128 KB Sequential Write

Keep in mind that the 120 GB 840 EVO and 120 GB M500 sport half as many dies as the other SSDs in this chart. Crucial's M500 plods along near 130 MB/s, which is where the EVO would be as well if it weren't for its emulated SLC write buffer. SanDisk's Extreme II and the Silicon Motion platform both peak around the same throughput, though the reference platform starts off lower with just one command in its queue. That could be explained by the four-channel design. SanDisk's Ultra Plus 128 GB slots in under Silicon Motion's sample.

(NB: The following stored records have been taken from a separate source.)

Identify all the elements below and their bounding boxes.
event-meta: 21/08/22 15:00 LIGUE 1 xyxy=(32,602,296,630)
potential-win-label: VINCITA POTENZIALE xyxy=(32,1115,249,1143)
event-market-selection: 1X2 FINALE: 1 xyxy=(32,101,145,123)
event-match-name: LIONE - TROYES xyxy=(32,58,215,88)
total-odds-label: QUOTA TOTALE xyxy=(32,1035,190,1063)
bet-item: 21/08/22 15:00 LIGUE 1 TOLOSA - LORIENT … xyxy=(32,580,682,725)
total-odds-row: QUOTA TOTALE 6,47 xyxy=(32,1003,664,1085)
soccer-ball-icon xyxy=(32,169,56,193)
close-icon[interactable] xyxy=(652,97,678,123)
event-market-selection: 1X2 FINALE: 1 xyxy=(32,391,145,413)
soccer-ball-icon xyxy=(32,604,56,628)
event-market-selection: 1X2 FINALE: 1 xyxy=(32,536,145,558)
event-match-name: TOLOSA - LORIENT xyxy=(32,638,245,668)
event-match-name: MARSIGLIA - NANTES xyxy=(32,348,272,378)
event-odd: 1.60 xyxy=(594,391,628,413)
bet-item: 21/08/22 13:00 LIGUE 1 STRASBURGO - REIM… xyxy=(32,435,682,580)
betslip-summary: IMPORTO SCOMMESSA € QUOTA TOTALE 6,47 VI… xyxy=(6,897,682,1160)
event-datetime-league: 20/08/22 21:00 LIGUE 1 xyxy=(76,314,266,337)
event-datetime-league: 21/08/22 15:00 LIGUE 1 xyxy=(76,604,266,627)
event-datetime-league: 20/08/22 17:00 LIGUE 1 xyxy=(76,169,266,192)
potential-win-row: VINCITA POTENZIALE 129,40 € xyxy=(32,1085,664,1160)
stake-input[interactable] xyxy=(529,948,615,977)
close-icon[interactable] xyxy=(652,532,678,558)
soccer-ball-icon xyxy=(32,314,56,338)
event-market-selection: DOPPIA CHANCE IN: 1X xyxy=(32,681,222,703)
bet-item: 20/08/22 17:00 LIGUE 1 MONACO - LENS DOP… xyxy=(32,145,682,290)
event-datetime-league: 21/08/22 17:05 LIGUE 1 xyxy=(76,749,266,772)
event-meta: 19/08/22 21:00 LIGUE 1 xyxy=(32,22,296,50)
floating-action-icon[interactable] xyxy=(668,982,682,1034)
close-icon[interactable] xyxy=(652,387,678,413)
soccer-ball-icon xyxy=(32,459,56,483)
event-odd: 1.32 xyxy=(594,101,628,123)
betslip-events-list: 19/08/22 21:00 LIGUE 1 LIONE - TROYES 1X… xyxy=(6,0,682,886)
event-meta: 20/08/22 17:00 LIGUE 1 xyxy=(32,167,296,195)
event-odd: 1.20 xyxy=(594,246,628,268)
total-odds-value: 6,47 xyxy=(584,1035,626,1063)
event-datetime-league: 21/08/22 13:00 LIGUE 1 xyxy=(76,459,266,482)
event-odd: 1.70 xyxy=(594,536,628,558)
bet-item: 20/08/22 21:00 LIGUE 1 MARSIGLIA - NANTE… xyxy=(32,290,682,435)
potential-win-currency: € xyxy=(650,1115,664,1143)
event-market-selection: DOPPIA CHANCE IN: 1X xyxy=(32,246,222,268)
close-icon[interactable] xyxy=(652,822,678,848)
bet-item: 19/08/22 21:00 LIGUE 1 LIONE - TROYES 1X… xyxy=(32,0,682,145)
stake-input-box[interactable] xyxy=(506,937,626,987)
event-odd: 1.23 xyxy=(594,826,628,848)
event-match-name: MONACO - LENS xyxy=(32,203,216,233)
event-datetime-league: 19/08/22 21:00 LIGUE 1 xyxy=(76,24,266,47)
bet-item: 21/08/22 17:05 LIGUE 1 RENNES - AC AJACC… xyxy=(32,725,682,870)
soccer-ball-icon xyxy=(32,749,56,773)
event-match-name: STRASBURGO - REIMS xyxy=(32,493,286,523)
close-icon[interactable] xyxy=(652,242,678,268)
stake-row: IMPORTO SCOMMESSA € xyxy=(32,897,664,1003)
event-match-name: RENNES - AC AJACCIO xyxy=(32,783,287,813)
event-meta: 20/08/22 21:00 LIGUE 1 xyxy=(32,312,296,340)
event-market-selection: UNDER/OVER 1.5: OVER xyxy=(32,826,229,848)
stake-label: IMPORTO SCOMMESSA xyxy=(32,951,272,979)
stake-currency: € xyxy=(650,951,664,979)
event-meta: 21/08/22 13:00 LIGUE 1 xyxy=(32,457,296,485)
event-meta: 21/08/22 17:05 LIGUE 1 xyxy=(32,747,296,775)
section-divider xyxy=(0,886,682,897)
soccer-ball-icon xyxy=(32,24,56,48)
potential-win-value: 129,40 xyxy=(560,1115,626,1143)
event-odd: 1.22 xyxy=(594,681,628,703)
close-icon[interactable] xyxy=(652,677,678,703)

Here's a break-down of the maximum observed 128 KB sequential read and write performance with Iometer:

Silicon Motion's drive finds shelter amongst a rash of mid-pack 256 GB drives. It may be too simplistic to say this, but SATA 6Gb/s-based SSDs using similar flash generally lay down similar sequential write speeds. This chart lends some evidence to that, though it's not universally true. Take the Vector, for instance. While writing up to half of the drive's capacity happens at or near 500 MB/s, the second half is written at 50% of that speed (in one sitting, at least). That's an example of clever and firmware tricks companies like OCZ are using to differentiate their products in a highly competitive environment.

The maximum read speeds reflect an astonishing lack of diversity. With most modern flash and the SATA 6Gb/s interface, you tend to see 500 MB/s+ ceilings. The m4 256 GB actually has the lowest sequential read speeds of this bunch, but it was quite a bit lower at launch. The bump up to 500 MB/s had a lot to do with the 0009 firmware update that changed the m4's initially mild-mannered nature. At least, that's how we remember it.